The guy standing on the beach with a wooden fishing pole in his hands looks frighteningly skinny. From where we are, I can see the outline of his ribs and spine. There are loose flaps of skin on his arms and belly from where the weight came off too quick. More disconcerting are the dark patches of skin, like tumors, like hardened obsidian, that make a patchwork of his skin. Maybe that’s a result of being drowned in Setrákus Ra’s lake of ooze. Another permanent disfigurement to go with the missing eye.

That is most definitely Five standing there. There’s no chance he doesn’t see us. There aren’t any other boats for as far as the eye can see. He probably heard us coming miles off.

“When I saw him die, John, all I could think was how horrible it was. To be killed in that way . . . ,” Marina begins hesitantly, staring across the shallows at Five. “But I also felt—I am not proud to admit this—I also felt there was justice there. That he had at last gotten what was coming to him.”

Marina hugs herself. Even in the sun, a light frost forms on her skin.

“I’ve prayed, John. I’ve—I’ve tried to get over it, like so many of the others have done. But the deaths haunt me. Not just Eight, but Sarah and Mark, Adelina and Crayton, all those people we saw in the mountain, the millions killed in the bombardment. And I think—how can anyone just move on? How? When there are still people like him in the world? When there is no justice?”

I swallow hard. “I don’t know, Marina.”

“I’ve been coming here for a week. Sitting out here. Watching him. He knows we’re here, obviously, even if he doesn’t say anything. It’s like—it’s like he’s daring me. Or he’s asking for it. He wants me to put him out of his miser

y.”

Looking across the water, Five does look to be in rough shape. Left to his own devices, I’m not sure how much longer he’ll last out here.

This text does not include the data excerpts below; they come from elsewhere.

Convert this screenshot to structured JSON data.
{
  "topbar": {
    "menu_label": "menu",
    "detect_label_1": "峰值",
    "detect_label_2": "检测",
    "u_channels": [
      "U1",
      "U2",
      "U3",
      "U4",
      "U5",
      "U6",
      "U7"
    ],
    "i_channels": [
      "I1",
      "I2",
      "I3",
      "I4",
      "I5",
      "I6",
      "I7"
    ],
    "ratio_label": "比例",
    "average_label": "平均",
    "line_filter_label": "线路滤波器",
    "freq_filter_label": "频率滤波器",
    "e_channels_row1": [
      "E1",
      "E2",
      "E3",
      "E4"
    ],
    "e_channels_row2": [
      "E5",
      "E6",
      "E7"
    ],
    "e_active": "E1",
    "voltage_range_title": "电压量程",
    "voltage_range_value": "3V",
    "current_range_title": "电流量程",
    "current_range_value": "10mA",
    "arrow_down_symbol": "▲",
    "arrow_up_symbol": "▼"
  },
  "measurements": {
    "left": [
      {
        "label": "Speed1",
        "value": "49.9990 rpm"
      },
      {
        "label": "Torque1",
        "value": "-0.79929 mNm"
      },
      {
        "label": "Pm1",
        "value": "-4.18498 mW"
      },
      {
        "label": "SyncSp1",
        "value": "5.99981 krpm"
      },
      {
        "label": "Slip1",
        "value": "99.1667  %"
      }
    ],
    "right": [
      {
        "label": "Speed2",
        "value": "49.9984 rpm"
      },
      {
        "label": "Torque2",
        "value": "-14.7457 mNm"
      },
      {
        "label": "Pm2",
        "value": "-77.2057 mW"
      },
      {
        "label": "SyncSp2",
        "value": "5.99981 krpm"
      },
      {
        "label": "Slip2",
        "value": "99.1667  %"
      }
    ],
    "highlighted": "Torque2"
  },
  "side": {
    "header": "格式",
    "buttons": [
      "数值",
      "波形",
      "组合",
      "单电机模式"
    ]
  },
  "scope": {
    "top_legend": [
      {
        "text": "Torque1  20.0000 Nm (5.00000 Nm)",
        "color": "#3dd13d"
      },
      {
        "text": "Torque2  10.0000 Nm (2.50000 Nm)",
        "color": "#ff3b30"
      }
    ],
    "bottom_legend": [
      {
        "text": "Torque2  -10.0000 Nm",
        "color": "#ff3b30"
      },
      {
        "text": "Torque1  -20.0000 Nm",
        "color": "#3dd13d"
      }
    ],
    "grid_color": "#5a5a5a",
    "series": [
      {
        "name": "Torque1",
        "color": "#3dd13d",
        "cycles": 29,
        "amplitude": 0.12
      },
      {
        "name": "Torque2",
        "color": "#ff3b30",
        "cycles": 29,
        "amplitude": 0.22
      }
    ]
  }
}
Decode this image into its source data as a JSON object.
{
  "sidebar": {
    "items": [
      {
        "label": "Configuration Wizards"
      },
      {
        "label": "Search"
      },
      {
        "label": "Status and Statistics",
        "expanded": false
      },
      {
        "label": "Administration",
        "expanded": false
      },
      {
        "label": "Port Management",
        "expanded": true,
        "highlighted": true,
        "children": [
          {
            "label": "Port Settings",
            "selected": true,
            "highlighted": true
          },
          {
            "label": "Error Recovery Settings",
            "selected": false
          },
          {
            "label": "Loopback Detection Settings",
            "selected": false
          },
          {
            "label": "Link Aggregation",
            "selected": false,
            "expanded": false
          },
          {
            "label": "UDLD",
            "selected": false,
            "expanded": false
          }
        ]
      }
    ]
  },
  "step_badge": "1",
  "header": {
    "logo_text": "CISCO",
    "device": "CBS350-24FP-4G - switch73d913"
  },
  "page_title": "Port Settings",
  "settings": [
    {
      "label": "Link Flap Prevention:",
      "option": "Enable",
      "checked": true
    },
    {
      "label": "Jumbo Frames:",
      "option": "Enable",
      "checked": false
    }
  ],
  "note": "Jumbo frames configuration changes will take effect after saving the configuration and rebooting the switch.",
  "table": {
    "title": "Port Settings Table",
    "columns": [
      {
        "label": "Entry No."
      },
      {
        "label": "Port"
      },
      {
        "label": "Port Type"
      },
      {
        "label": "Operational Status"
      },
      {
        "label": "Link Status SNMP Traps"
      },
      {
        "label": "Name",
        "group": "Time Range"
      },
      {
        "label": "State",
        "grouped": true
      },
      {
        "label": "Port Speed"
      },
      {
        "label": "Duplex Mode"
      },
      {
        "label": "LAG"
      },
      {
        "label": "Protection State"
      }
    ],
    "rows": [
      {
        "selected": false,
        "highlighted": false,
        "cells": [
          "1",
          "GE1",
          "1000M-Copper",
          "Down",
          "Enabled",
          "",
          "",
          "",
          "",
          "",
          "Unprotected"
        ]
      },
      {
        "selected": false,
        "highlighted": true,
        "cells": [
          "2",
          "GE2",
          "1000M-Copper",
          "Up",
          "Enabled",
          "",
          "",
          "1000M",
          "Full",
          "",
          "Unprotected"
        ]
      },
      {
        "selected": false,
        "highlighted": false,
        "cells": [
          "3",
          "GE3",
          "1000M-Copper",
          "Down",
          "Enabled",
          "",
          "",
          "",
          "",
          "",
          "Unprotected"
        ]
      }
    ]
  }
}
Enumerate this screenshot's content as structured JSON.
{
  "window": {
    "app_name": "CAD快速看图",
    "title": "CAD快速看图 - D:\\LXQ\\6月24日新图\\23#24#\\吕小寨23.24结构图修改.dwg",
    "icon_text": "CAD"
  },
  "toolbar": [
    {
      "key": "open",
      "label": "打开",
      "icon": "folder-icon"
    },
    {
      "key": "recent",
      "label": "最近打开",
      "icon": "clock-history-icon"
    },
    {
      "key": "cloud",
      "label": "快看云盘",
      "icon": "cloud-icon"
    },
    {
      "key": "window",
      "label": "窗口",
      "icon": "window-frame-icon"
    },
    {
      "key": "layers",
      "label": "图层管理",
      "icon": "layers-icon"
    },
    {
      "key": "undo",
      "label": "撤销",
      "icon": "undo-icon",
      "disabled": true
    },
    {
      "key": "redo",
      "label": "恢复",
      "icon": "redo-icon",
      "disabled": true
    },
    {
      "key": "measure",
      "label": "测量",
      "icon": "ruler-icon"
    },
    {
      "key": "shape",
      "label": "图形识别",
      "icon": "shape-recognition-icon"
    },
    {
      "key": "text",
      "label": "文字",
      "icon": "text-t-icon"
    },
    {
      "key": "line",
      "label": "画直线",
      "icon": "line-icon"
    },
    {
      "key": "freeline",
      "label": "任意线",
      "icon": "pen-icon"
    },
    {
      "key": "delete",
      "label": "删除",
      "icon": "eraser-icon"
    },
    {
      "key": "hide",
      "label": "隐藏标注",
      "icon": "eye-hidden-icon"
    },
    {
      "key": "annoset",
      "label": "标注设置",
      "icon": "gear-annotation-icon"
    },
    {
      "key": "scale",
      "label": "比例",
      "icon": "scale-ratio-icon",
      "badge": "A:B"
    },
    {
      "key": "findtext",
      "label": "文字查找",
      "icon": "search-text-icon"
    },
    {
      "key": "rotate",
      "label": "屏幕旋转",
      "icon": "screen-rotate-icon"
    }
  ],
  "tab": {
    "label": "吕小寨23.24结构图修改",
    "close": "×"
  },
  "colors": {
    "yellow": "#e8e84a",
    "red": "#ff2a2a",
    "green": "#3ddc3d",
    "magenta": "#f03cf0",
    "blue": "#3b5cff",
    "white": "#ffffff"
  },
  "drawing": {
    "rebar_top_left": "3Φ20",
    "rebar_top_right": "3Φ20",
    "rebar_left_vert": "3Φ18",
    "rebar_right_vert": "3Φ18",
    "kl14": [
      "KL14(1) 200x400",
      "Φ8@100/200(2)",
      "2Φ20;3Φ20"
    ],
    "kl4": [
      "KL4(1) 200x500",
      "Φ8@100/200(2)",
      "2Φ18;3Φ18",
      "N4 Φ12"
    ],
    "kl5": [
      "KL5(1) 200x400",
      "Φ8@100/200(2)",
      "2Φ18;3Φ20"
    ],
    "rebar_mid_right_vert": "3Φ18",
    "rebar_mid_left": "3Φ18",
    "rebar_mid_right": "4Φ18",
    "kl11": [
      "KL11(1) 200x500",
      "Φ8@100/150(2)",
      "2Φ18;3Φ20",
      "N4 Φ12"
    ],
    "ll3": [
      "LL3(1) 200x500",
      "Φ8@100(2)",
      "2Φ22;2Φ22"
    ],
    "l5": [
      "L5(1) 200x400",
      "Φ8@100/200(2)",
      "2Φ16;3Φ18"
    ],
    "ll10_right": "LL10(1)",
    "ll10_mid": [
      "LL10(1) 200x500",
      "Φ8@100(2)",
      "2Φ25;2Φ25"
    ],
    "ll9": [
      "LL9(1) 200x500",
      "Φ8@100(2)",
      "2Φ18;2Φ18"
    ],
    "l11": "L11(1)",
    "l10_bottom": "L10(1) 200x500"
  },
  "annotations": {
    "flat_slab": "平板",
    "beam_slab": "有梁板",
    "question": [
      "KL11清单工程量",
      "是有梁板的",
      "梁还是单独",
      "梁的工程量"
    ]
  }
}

“You told me, John, that it would be up to me what happens to him. After, you said. But I do not want that responsibility. I don’t want to keep carrying this around—him, the war, all of it. It is too much to bear alone.”

I put my arms around Marina. She’s cold to the touch, so I turn on my Lumen, counteracting her chill. She cries, one hard sob, and then claps a hand over her mouth. She steels herself, knowing that Five will probably hear.

“Let’s get out of here,” I say, producing the last of my pendants. “Let me take you someplace where we can figure out what’s next. Together.”

Marina hesitates, staring at Five. “What about him?”

“He’s a ghost,” I reply. “We aren’t.”

Marina comes back to the Himalayas with me. When she sees what I’ve done with the cave, with Eight’s cave, she runs her hands across the places where the prophecies used to be etched, feeling the smoothness of new stone, the possibility of a blank canvas. She lets herself cry at last.